Unprotected indirect control flow instructions will be flagged for manual review. These unexpected control flows may simply have not been accounted for in the compiler implementation of CFI (e.g. indirect jumps to facilitate switch statements may not be fully protected).
It may be possible in the future to extend this tool to flag unnecessary CFI directives (e.g. CFI directives around a static call to a non-polymorphic base type). This type of directive has no security implications, but may present performance impacts.
This tool will disassemble binaries and DSO’s from their machine code format and
analyse the disassembled machine code. The tool will inspect virtual calls and
indirect function calls. This tool will also inspect indirect jumps, as inlined
functions and jump tables should also be subject to CFI protections. Non-virtual
-fsanitize=cfi-nvcall) and cast checks (
are not implemented due to a lack of information provided by the bytecode.
The tool would operate by searching for indirect control flow instructions in
the disassembly. A control flow graph would be generated from a small buffer of
the instructions surrounding the ‘target’ control flow instruction. If the
target instruction is branched-to, the fallthrough of the branch should be the
CFI trap (on x86, this is a
ud2 instruction). If the target instruction is
the fallthrough (i.e. immediately succeeds) of a conditional jump, the
conditional jump target should be the CFI trap. If an indirect control flow
instruction does not conform to one of these formats, the target will be noted
as being CFI-unprotected.
Note that in the second case outlined above (where the target instruction is the fallthrough of a conditional jump), if the target represents a vcall that takes arguments, these arguments may be pushed to the stack after the branch but before the target instruction. In these cases, a secondary ‘spill graph’ in constructed, to ensure the register argument used by the indirect jump/call is not spilled from the stack at any point in the interim period. If there are no spills that affect the target register, the target is marked as CFI-protected.
Only machine code sections that are marked as executable will be subject to this analysis.
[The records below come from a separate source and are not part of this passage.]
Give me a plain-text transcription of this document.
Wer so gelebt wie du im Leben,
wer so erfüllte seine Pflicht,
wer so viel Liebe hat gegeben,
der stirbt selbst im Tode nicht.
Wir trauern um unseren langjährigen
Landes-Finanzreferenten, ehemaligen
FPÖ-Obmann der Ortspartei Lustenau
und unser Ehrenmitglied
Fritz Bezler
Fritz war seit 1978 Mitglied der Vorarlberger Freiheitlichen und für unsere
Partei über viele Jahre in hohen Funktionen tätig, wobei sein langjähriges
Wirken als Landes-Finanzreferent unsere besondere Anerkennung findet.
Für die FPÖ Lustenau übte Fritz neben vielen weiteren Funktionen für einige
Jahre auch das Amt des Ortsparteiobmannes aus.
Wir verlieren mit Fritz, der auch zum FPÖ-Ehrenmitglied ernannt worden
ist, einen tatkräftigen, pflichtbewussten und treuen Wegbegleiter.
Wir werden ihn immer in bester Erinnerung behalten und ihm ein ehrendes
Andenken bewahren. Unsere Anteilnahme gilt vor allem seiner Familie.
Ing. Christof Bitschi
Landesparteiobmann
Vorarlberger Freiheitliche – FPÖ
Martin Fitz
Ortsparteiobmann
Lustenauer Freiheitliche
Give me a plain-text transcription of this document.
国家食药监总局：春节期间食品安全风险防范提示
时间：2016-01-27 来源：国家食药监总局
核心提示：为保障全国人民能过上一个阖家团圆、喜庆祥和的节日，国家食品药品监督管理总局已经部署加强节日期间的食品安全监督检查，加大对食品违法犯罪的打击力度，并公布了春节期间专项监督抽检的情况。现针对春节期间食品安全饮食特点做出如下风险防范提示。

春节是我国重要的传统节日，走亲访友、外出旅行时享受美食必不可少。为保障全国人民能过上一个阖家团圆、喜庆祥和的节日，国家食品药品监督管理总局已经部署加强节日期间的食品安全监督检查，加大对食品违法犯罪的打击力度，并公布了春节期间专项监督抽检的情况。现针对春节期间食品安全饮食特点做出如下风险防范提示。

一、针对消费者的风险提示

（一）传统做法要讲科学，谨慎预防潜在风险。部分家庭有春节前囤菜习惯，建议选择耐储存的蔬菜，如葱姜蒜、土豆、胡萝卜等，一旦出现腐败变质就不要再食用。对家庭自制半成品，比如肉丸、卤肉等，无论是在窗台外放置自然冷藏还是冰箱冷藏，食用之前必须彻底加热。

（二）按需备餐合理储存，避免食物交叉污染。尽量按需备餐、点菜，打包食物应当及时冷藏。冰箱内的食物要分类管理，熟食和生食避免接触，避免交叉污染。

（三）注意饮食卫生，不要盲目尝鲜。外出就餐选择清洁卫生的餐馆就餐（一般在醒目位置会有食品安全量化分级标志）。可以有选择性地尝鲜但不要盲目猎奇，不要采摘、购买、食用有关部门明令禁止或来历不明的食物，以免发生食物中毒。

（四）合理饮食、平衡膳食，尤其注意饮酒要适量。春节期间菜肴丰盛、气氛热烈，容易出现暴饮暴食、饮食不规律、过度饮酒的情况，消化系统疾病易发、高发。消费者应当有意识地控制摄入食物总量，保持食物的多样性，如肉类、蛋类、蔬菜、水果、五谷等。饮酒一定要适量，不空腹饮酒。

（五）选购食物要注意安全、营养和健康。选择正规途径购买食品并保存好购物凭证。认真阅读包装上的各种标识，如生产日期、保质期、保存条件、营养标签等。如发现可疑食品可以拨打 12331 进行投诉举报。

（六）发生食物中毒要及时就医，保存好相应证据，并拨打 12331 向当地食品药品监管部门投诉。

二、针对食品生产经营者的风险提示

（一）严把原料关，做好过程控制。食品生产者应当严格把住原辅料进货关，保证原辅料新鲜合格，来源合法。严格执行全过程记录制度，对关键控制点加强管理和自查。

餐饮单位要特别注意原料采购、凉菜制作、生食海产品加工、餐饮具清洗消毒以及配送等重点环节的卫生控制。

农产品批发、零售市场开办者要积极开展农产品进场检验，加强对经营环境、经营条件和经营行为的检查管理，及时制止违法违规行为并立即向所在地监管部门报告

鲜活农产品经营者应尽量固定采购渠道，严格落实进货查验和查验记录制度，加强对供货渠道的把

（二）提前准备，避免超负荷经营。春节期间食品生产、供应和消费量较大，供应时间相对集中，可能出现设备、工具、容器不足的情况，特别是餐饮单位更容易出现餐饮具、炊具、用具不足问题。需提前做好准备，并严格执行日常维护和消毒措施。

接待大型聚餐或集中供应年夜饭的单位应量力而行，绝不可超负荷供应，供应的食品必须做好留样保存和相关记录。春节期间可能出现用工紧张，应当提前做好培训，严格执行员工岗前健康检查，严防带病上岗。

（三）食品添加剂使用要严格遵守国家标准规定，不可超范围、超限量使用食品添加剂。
Non-executable sections do not require analysis as any execution present in these sections has already violated the control flow integrity.
Suitable extensions may be made at a later date to include analysis for indirect control flow operations across DSO boundaries. Currently, these CFI features are only experimental with an unstable ABI, making them unsuitable for analysis.
The tool currently only supports the x86, x86_64, and AArch64 architectures.